The uncertainty in Victoria’s voice quieted Ransom’s doubts about where they were headed. She hated that part of herself that told her she wasn’t worth it, that her emotional baggage was too much for anyone to want to deal with. At least she had moved past the ugly voice inside her head that swore Victoria’s interest in her was motivated by some perverse need to fix someone she thought was broken.
“Okay? That’s more than okay.” Ransom wanted to jump up and hug the woman sitting there so calmly discussing their future…the woman who just saved her from having to swallow her pride and ask if she was planning on coming back. “When will you be back?”
Victoria chuckled. “I haven’t even left yet!”
“I know, I know. I’ll try to curb my enthusiasm.” Ransom felt something shift in the air between them. It was reflected in the way Victoria looked at her, and in the way
her lips shaped themselves around her next sentence.
“Not too much, I hope, and not just yet.”
Victoria uncoiled from her spot on the couch, that was the only way to describe the slow and sinuous movement as she made her way to Ransom’s corner. All of a sudden, Ransom found herself straddled by a very intense woman gazing down at her with a smile on her lips that spelled trouble and a look in her eyes that told her it was the kind that could get them both arrested in some states.

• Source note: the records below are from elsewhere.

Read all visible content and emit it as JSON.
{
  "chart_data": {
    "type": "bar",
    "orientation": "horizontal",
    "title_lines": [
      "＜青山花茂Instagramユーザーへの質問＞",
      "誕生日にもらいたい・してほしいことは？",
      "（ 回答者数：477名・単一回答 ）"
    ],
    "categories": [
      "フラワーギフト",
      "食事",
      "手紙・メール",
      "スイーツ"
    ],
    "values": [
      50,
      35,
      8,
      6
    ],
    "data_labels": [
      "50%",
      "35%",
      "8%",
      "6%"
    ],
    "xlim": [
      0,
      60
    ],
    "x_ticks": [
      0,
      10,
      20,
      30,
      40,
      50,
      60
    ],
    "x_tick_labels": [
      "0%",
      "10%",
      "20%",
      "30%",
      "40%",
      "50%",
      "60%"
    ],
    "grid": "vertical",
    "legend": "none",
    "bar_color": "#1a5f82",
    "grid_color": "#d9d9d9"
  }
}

“I believe that you and I have unfinished business to attend to. If I have to leave, I want to make sure you remember exactly what you’ll be missing while I’m gone.”

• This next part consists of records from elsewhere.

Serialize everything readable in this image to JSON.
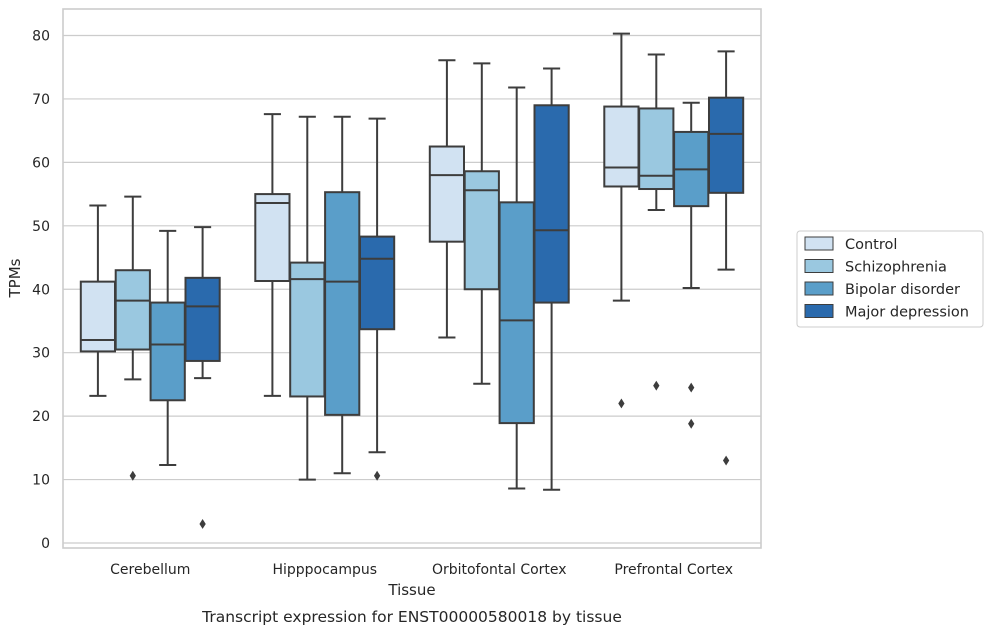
{
  "chart_data": {
    "type": "box",
    "caption": "Transcript expression for ENST00000580018 by tissue",
    "xlabel": "Tissue",
    "ylabel": "TPMs",
    "ylim": [
      -1,
      84
    ],
    "yticks": [
      0,
      10,
      20,
      30,
      40,
      50,
      60,
      70,
      80
    ],
    "grid": "horizontal",
    "legend_position": "right",
    "categories": [
      "Cerebellum",
      "Hipppocampus",
      "Orbitofontal Cortex",
      "Prefrontal Cortex"
    ],
    "series": [
      {
        "name": "Control",
        "color": "#d1e2f2",
        "boxes": [
          {
            "whisker_low": 23.2,
            "q1": 30.2,
            "median": 32.0,
            "q3": 41.2,
            "whisker_high": 53.2,
            "outliers": []
          },
          {
            "whisker_low": 23.2,
            "q1": 41.3,
            "median": 53.6,
            "q3": 55.0,
            "whisker_high": 67.6,
            "outliers": []
          },
          {
            "whisker_low": 32.4,
            "q1": 47.5,
            "median": 58.0,
            "q3": 62.5,
            "whisker_high": 76.1,
            "outliers": []
          },
          {
            "whisker_low": 38.2,
            "q1": 56.2,
            "median": 59.2,
            "q3": 68.8,
            "whisker_high": 80.3,
            "outliers": [
              22.0
            ]
          }
        ]
      },
      {
        "name": "Schizophrenia",
        "color": "#9ac8e0",
        "boxes": [
          {
            "whisker_low": 25.8,
            "q1": 30.5,
            "median": 38.2,
            "q3": 43.0,
            "whisker_high": 54.6,
            "outliers": [
              10.6
            ]
          },
          {
            "whisker_low": 10.0,
            "q1": 23.1,
            "median": 41.6,
            "q3": 44.2,
            "whisker_high": 67.2,
            "outliers": []
          },
          {
            "whisker_low": 25.1,
            "q1": 40.0,
            "median": 55.6,
            "q3": 58.6,
            "whisker_high": 75.6,
            "outliers": []
          },
          {
            "whisker_low": 52.5,
            "q1": 55.8,
            "median": 57.9,
            "q3": 68.5,
            "whisker_high": 77.0,
            "outliers": [
              24.8
            ]
          }
        ]
      },
      {
        "name": "Bipolar disorder",
        "color": "#5a9ec9",
        "boxes": [
          {
            "whisker_low": 12.3,
            "q1": 22.5,
            "median": 31.3,
            "q3": 37.9,
            "whisker_high": 49.2,
            "outliers": []
          },
          {
            "whisker_low": 11.0,
            "q1": 20.2,
            "median": 41.2,
            "q3": 55.3,
            "whisker_high": 67.2,
            "outliers": []
          },
          {
            "whisker_low": 8.6,
            "q1": 18.9,
            "median": 35.1,
            "q3": 53.7,
            "whisker_high": 71.8,
            "outliers": []
          },
          {
            "whisker_low": 40.2,
            "q1": 53.1,
            "median": 58.9,
            "q3": 64.8,
            "whisker_high": 69.4,
            "outliers": [
              24.5,
              18.8
            ]
          }
        ]
      },
      {
        "name": "Major depression",
        "color": "#2a6aad",
        "boxes": [
          {
            "whisker_low": 26.0,
            "q1": 28.7,
            "median": 37.3,
            "q3": 41.8,
            "whisker_high": 49.8,
            "outliers": [
              3.0
            ]
          },
          {
            "whisker_low": 14.3,
            "q1": 33.7,
            "median": 44.8,
            "q3": 48.3,
            "whisker_high": 66.9,
            "outliers": [
              10.6
            ]
          },
          {
            "whisker_low": 8.4,
            "q1": 37.9,
            "median": 49.3,
            "q3": 69.0,
            "whisker_high": 74.8,
            "outliers": []
          },
          {
            "whisker_low": 43.1,
            "q1": 55.2,
            "median": 64.5,
            "q3": 70.2,
            "whisker_high": 77.5,
            "outliers": [
              13.0
            ]
          }
        ]
      }
    ]
  }
}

Victoria leaned down and nuzzled Ransom’s neck, kissing the sensitive flesh there before bringing her lips close to her ear. “I think you and I need to go to bed, where you can tell me again how much you love me. Unless you prefer the confines of the safe room?”
The teasing voice sent Ransom’s pulse skyrocketing. She flashed hot and cold, goosebumps rising wherever Victoria’s breath brushed across her skin. She became painfully aware of how open and exposed Victoria’s position made her. Straddled open legged across her lap, she was pressed against the seam of her jeans, close enough for Ransom to feel just how hot she was. Lust jumped like a flame in Victoria’s eyes just a second before a wicked smile curved her lips into a delicate bow. She moved against Ransom, just the slightest bit of movement, but it sent a wave of arousal coursing through her body. Her hips jerked in response, forcing Victoria to grab on to Ransom’s shoulders for support. The low moan that followed was sweet in Ransom’s ears.

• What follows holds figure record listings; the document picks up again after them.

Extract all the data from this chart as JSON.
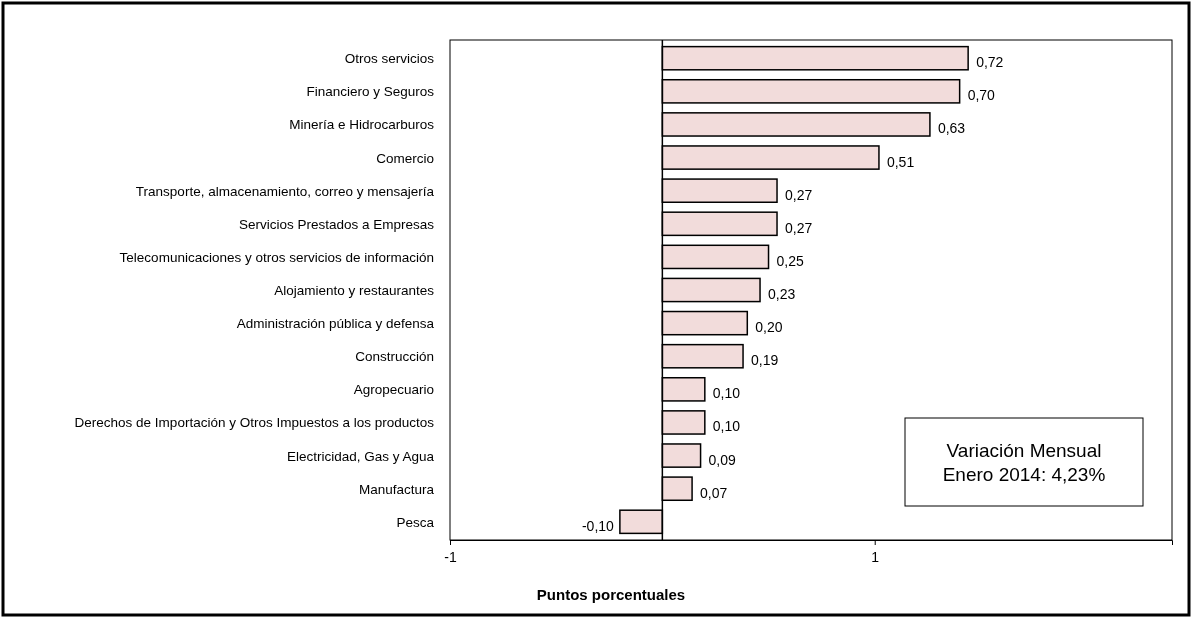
{
  "chart_data": {
    "type": "bar",
    "orientation": "horizontal",
    "xlabel": "Puntos porcentuales",
    "categories": [
      "Otros servicios",
      "Financiero y Seguros",
      "Minería e Hidrocarburos",
      "Comercio",
      "Transporte, almacenamiento, correo y mensajería",
      "Servicios Prestados a Empresas",
      "Telecomunicaciones y otros servicios de información",
      "Alojamiento y restaurantes",
      "Administración pública y defensa",
      "Construcción",
      "Agropecuario",
      "Derechos de Importación y Otros Impuestos a los productos",
      "Electricidad, Gas y Agua",
      "Manufactura",
      "Pesca"
    ],
    "values": [
      0.72,
      0.7,
      0.63,
      0.51,
      0.27,
      0.27,
      0.25,
      0.23,
      0.2,
      0.19,
      0.1,
      0.1,
      0.09,
      0.07,
      -0.1
    ],
    "value_labels": [
      "0,72",
      "0,70",
      "0,63",
      "0,51",
      "0,27",
      "0,27",
      "0,25",
      "0,23",
      "0,20",
      "0,19",
      "0,10",
      "0,10",
      "0,09",
      "0,07",
      "-0,10"
    ],
    "color": "#f2dcdb",
    "xlim": [
      -0.5,
      1.2
    ],
    "xticks": [
      {
        "value": -0.5,
        "label": "-1"
      },
      {
        "value": 0.5,
        "label": "1"
      }
    ],
    "annotations": [
      "Variación Mensual",
      "Enero 2014: 4,23%"
    ]
  }
}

“The bed will do just fine,” Ransom growled, rapidly losing the ability to think past what Victoria was doing to her body.
“Are you sure?” Victoria reared back, the evil glint still shining brightly in her eyes. “The safe room is right down the hall, no stairs to run up.”
“If you don’t get up those stairs, you won’t have to worry about the damn safe room. You won’t make it off the couch.”